I composti che superano la fase pre-clinica, quindi, possono andare incontro alla sperimentazione clinica, quella sugli esseri umani. Essa si articola in quattro fasi, in cui ciascuna di esse risponde a una determinata domanda di ricerca sul farmaco e comporta un numero sempre maggiore di persone arruolate, fino ad arrivare all’ultimo passo, in cui è l’intera popolazione che sperimenta l’efficacia e la sicurezza del farmaco, che nel frattempo è stato approvato. Ciascuna fase della sperimentazione è condotta seguendo le cosiddette “norme di buona pratica clinica”, un insieme di standard accuratamente regolamentati dalle istituzioni sanitarie che ciascun centro di ricerca deve rispettare. Vediamo insieme ciascuna fase.

• Gli studi clinici di fase I sono volti a stabilire la sicurezza del farmaco e a confermare i dati derivanti dalla fase preclinica sugli esseri umani. Queste sperimentazioni sono condotte su un piccolo numero (dai 20 a un massimo di 100) di volontari sani e durano qualche mese; dopo questa fase circa il 70% dei composti testati passa a quella successiva.
• Gli studi clinici di fase II indagano l’efficacia del farmaco, e cioè se il composto testato effettivamente ha un’azione terapeutica nei confronti di una malattia; inoltre lo scopo di questi studi è confermare la sicurezza provata nelle sperimentazioni di fase I. Solitamente le sperimentazioni di fase II confrontano l’efficacia del farmaco con una sostanza che non ha nessun effetto sull’organismo (placebo) o con un altro composto, sono eseguiti su un numero limitato di persone malate (fino a poche centinaia) e durano da qualche mese a un paio di anni. Circa il 33% dei farmaci testati supera questa fase.

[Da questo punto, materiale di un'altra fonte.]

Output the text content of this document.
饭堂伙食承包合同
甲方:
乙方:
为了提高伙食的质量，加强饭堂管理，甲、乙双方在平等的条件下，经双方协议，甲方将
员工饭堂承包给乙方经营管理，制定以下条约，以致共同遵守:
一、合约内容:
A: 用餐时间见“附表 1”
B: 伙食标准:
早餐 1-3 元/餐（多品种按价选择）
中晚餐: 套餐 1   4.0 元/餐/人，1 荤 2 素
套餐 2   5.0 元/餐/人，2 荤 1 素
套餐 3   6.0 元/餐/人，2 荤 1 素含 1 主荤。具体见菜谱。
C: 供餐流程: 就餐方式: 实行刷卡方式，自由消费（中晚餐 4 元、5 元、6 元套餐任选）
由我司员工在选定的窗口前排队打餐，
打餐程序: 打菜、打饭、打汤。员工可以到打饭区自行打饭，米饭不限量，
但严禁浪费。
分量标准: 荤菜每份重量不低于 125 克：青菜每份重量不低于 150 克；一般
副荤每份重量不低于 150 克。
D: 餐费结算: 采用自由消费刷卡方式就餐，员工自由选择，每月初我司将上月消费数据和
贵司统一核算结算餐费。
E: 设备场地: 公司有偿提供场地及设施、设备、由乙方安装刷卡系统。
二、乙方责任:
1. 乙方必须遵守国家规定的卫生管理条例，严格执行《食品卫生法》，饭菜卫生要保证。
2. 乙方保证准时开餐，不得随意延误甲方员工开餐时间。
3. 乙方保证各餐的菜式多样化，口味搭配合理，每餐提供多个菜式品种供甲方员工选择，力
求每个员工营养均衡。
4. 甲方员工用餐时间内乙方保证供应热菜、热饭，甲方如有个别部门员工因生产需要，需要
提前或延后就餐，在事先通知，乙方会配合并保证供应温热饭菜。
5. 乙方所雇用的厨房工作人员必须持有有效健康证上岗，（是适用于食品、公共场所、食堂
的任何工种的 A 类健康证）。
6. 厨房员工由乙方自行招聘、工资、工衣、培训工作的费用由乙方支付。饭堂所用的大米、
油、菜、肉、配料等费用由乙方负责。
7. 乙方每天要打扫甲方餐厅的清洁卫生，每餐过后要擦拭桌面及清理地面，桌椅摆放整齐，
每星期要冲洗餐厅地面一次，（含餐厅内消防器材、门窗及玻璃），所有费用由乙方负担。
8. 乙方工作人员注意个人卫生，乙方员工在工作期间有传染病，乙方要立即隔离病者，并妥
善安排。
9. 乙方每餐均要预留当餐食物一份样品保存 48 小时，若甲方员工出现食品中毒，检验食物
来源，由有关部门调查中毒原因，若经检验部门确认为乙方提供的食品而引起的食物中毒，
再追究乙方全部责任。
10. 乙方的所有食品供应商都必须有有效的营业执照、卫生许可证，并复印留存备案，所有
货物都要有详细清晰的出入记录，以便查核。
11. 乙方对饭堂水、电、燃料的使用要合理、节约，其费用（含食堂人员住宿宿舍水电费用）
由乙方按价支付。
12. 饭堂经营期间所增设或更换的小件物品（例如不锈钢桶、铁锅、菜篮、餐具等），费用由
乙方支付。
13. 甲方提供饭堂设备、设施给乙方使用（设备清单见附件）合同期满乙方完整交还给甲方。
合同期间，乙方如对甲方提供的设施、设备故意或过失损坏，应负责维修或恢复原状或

• Gli studi clinici di fase III indagano l’efficacia del principio attivo e gli effettivi benefici rispetto ad altri medicinali attualmente utilizzati per quella malattia oppure rispetto al placebo. Si indagano anche le caratteristiche delle reazioni avverse e degli effetti indesiderati dovuti all’assunzione del farmaco. Gli studi di fase III coinvolgono un grande numero di persone (migliaia di pazienti in diversi Paesi) e possono durare da uno a diversi anni, in base a quanto facilmente si riescono a reclutare i pazienti. Supera questa fase il 25-30% dei farmaci testati. A questo punto, le autorità sanitarie (in Italia l’Agenzia italiana del farmaco, AIFA) valutano attentamente i risultati degli studi clinici e se li reputano soddisfacenti autorizzano la registrazione e l’immissione in commercio del farmaco.
• Dopo che il farmaco è stato immesso in commercio, inizia l’ultima fase della sperimentazione clinica, gli studi di fase IV: essi consistono nel monitoraggio del farmaco somministrato alla popolazione generale e impiegato secondo le indicazioni autorizzate dalle istituzioni sanitarie. Studi di questo tipo sono volti a confermare l’efficacia e sicurezza del farmaco anche dopo l’autorizzazione e la somministrazione su larga scala.

In conclusione, il processo di sviluppo di un farmaco è lungo e dispendioso: come mai, quindi, i vaccini contro Sars-cov-2 essi sono stati approvati dopo circa un anno dall’inizio del loro sviluppo? Perché la pandemia di Covid-19 è stata un evento eccezionale che ha comportato l’impiego di risorse economiche mai viste prima. Generalmente, infatti, la maggior parte del tempo che richiede lo sviluppo di un farmaco è dovuto alla ricerca di risorse economiche necessarie per avviare una nuova fase di sperimentazione. Grazie agli ingenti finanziamenti ricevuti, le aziende farmaceutiche hanno potuto eliminare questi tempi morti sono stati eliminati ed è stato possibile eseguire gli studi di fase II e fase III contemporaneamente, mantenendo elevati gli standard richiesti per la sperimentazione di un nuovo principio attivo, ma in molto meno tempo.